Antes de ler este texto, informamos: ele está repleto de ironia. A ironia é um estilo de escrita usado por inúmeros autores e escritores, do presente e do passado, a fim de provocar reflexões um pouco mais ácidas. Em nenhum momento, usa-se de ironia para ofender, fazer juízo de valor ou criticar quem quer que seja. Ao contrário, às vezes se vale dela para revelar algumas verdades que, comumente, nos negamos a ver e das quais somos vítimas.
Há pouco tempo, o senso comum passou a ser criticado enquanto ideia pouco complexa ou inválida. Por vezes, é confortável e pouco arriscado pensar como ‘todo mundo’, porém, mamãe sempre disse que eu não era ‘todo mundo’. Então, para sobreviver, passei a refletir um pouco mais profundamente, ao invés de, simplesmente, seguir a massa.
Ao contrário do que se pensa sobre o senso comum, que seja inofensivo, diante da velocidade e alcance dos avanços midiáticos, uma ideia mal formulada ou uma pseudo informação pode, em uma fração de segundos, se tornar uma “verdade”, admitida e sustentada por milhões de pessoas que “acham” o mesmo a respeito.
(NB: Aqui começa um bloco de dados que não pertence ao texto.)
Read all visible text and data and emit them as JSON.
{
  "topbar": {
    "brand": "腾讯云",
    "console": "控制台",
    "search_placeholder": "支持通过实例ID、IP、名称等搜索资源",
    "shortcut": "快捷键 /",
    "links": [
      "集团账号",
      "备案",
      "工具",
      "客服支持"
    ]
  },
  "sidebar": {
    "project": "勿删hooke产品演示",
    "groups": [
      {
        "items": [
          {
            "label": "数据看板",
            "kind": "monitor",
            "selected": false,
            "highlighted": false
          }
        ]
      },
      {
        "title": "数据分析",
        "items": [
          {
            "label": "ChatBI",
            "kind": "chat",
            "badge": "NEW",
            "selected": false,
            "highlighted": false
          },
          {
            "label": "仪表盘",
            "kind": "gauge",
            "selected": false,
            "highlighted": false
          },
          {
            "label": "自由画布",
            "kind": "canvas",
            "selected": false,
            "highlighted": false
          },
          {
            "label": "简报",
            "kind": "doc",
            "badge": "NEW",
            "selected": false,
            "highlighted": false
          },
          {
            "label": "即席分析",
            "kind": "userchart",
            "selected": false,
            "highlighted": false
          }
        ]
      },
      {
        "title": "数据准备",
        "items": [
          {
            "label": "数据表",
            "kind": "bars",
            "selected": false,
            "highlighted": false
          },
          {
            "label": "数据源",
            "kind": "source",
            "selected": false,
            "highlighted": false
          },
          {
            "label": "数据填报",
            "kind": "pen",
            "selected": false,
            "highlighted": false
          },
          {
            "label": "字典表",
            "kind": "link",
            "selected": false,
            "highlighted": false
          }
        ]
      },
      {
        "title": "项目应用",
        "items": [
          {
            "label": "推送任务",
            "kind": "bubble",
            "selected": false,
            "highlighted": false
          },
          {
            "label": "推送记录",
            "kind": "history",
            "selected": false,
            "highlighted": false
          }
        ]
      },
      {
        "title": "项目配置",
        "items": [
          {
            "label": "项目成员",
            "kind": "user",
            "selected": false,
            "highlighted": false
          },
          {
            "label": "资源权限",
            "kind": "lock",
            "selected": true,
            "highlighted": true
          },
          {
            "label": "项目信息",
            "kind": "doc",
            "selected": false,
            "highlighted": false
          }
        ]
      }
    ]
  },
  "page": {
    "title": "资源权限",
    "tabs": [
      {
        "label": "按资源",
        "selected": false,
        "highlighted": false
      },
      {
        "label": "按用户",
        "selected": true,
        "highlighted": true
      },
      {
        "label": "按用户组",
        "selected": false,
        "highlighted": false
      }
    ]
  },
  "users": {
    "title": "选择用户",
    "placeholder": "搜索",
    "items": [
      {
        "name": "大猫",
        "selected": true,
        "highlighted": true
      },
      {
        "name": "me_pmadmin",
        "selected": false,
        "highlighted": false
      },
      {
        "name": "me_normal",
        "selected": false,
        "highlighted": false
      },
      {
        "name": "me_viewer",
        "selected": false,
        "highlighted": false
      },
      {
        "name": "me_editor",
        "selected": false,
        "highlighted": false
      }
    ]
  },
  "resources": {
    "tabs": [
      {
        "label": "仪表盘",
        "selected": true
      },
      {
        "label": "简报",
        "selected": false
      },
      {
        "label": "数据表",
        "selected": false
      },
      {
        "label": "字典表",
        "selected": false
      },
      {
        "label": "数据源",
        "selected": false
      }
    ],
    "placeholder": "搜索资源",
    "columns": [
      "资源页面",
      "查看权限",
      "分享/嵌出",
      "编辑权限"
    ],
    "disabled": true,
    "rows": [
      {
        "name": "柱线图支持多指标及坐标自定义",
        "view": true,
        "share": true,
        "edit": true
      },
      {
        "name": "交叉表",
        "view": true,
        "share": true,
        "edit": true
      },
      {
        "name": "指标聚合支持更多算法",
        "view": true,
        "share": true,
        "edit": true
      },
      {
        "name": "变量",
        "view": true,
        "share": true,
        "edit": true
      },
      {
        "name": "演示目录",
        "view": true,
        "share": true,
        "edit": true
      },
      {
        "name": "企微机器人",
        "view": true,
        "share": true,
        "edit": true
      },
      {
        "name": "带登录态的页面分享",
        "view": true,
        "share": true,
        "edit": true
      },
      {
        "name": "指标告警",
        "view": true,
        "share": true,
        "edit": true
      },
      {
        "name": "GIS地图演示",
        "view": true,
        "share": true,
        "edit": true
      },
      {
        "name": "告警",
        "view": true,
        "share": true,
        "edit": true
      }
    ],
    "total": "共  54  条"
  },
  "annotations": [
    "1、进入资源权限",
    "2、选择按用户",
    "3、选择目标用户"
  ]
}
E assim, pode-se, de maneira inoportuna, comprometer modos de pensar, agir e ser.
A falta de profundidade e conhecimento faz nascer eruditos a cada clique.
Nosso histórico colonial, de igual maneira, segue sendo sustentado pelos modelos de pensamento que, na melhor das hipóteses, reforçam o quanto nosso povo têm pouca ou nenhuma noção de seu passado recente.
Exemplo disso é uma mania brasileira, banhada em senso comum, recorrente e cansada. Ela trata de atribuir falsos títulos de rei ou rainha a um(a) jogador(a) de futebol, a uma personalidade da música, a um personagem que teve, quiçá, 2 minutos de fama por motivos nada nobres, para não me estender mais.
A cada pouco, nascem reis e rainhas do futebol, rainhas dos baixinhos e grandinhos, reis da música, rainhas do rebolado, reis e rainhas do funk, reis e rainhas da cocada preta ou branca, e a lista é tão imensa quanto a ilusão da magnificência.
Fato é que “reis” e “rainhas”, no Brasil, temos aos borbotões. A eles, somam-se séquitos servis, multidões de vassalos hipnotizados que, de concreto, muito pouco ou quase nada recebem em troca enquanto súditos fiéis.
Aliás, diga-se de passagem, vassalos e demais súditos apenas empobrecem cada vez mais, em todos os sentidos, mantendo o glamour de vossas majestades, vale lembrar. Segui-los, não faz de mim ou de você, membros da corte, não se iluda. E, em tempo, reis e rainhas pouco são executivos, quase nada mandam, a não ser em suas pompas, regras de etiqueta caduca e eventos com um ar de esnobismo bastante fora de moda.
Ah, e se vier à mente a figura do bobo da corte, aviso que ele era apenas um funcionário do palácio e, talvez, o único a poder criticar o rei sem correr riscos imediatos. Mas, na primeira crise de raiva ou de ego, era o alvo ‘inútil’ mais próximo e mais provável.
Há dias atrás, o falecimento de Filipe Mountbatten, consorte de Isabel II do Reino Unido, evidenciou uma legião de admiradores brasileiros tão bem atualizados que só passaram a saber quem era esta personalidade quando do ocorrido. Ironias à parte, fica a reflexão.
O que de tão impressionante reis e rainhas, fictícios ou não, têm feito para tornar melhor e real a vida daqueles que não tiveram a mesma ‘sorte’, pouco sabemos. Quando penso na ideia de realeza, me vem à mente seus sinônimos mais interessantes e concretos: prodígio, honra e ser surpreendentemente admirável.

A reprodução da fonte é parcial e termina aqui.